Внимание публики тут же обратилось на черную пару, отчего торговец картофелечистками немало разозлился.
– Как насчет тебя, да, тебя? – позвал он, указывая на Хейза. – Ни в одном магазине такой выгодной покупки тебя не ждет.
Хейз посмотрел на слепца и девушку.
– Эй! – позвал Енох Эмери, потянувшись мимо женщины и толкая Хейза в плечо. – С тобой говорят! С тобой.
Еноху пришлось толкнуть Хейза дважды, прежде чем тот обратил наконец внимание на продавца.
– Купи одну из этих штучек и отнеси домой женушке!
– Нет у меня жены, – пробормотал Хейз, вновь отворачиваясь и глядя на слепца с девушкой.
– Зато есть любимая мать-старушка?
– Нет.
– Фу-ты ну-ты, – произнес худолицый, складывая ладони чашечкой и обращаясь к публике. – Значит, ему нужна такая штучка для себя, чтобы не остаться совсем одному.
Енох Эмери от смеха согнулся пополам и хлопнул себя по коленкам. Хейзел Моутс как будто ничего не слышал.
– Первому, кто купит у меня картофелечистку, я бесплатно отдам полдюжины очищенных клубней, – заявил худолицый. – Ну, поспешите! Всего полтора доллара за машинку, которая в любом другом месте стоила бы все три!
Енох Эмери принялся рыться в карманах.
– Вы еще благословите тот день, когда повстречали меня, – посулил худолицый. – Вы его не забудете. Никто из тех, кто приобрел у меня такую машинку, не забудет сегодняшний день!
Слепец осторожно выступил вперед, бормоча:
– Помогите слепому проповеднику. Если не желаете покаяться, так хотя бы подайте пять центов. Я распоряжусь ими не хуже вас. Помогите слепому безработному проповеднику. Разве не лучше, когда священник просит подаяния? Ну же, подайте пять центов, если не желаете каяться.

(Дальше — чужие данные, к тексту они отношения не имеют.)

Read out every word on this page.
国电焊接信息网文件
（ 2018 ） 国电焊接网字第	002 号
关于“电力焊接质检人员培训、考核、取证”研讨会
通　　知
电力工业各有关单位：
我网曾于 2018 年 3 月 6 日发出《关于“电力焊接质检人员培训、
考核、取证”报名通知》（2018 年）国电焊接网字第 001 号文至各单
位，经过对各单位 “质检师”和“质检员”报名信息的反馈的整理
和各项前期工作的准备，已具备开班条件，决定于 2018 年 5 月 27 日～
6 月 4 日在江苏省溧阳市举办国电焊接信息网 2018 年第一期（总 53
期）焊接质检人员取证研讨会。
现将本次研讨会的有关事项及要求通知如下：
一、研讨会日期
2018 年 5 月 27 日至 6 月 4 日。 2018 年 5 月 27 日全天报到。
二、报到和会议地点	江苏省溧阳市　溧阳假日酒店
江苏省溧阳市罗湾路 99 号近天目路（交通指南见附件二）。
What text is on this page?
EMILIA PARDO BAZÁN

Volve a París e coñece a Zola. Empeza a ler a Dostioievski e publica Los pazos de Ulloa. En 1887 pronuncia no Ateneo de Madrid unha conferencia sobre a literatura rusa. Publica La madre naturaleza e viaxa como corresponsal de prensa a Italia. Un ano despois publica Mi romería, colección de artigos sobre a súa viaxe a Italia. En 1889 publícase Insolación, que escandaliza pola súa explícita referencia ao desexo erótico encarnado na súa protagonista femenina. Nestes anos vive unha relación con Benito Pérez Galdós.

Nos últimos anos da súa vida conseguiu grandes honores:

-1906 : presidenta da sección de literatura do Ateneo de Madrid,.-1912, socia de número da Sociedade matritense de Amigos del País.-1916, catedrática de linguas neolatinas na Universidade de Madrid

У стола и без того собралось не много народу, а заслышав слепца, люди начали расходиться. Продавец машинок, сверкая глазами, перегнулся через стол.
– Эй, ты! – закричал он слепцу. – Ты что себе позволяешь? Распугал покупателей!
Слепой священник не обратил на него внимания. Продолжая звенеть кружкой, он шел себе дальше; девушка раздавала брошюры. Пройдя мимо Еноха Эмери, священник приблизился к Хейзу и чуть не ударил его по ноге тростью. Наклонившись к лицу проповедника, Хейз заметил, что полосы на лице – не рисунок, а шрамы.
– Какого черта! – продолжал орать продавец машинок. – Я собрал этих людей, так что не встревай!
Девушка протянула брошюру Хейзу, и тот схватил бумаги, на лицевой стороне которых надпись гласила: «Иисус взывает к тебе».
– Да кто ты такой, черт возьми?! – не унимался худолицый.
Девочка подошла к нему и протянула бумаги. Глянув на них и скривившись, продавец картофелечисток резко вышел из-за стола. На ходу он опрокинул ведро с картошкой.
– Проклятые фанатики! – заорал он, оглядываясь и ища взглядом слепца.
Постепенно собирался народ, желая поглазеть из-за чего сыр-бор.
– Чертовы коммунисты! Понаехали! – вопил продавец. – Это я толпу собрал!.. – Он резко умолк, заметив, что у стола и правда собралась куча народу.
– Люди, люди, – сменил тон худолицый, – не толпитесь, по одному, на всех хватит. Полдюжины клубней первому, кто купит у меня картофелечистку. – Он вернулся на место и спокойно стал показывать коробочки с машинками. – Подходите, не толкайтесь – на всех хватит.
Полученную от девушки брошюру Хейз открывать не стал. Он лишь взглянул на обложку последний раз и разорвал бумаги пополам. Затем сложил половинки и порвал снова. Рвал брошюру до тех пор, пока от нее не осталась пригоршня конфетти. Уронив их на землю, Хейз обернулся и увидел, что девушка стоит не далее как в трех футах от него. Стоит и смотрит, раскрыв рот, блестящими глазками, похожими на два осколка бутылочного стекла. На боку у девушки висела джутовая сумка. Хейз, сердито глядя на спутницу слепого, в ответ принялся вытирать липкие руки о штанины брюк.
– Я тебя видела, – сказала девушка и поспешила отойти к слепцу, который стоял сейчас у карточного стола. Оттуда она снова обернулась и посмотрела на Хейза. Почти вся толпа к тому времени рассосалась.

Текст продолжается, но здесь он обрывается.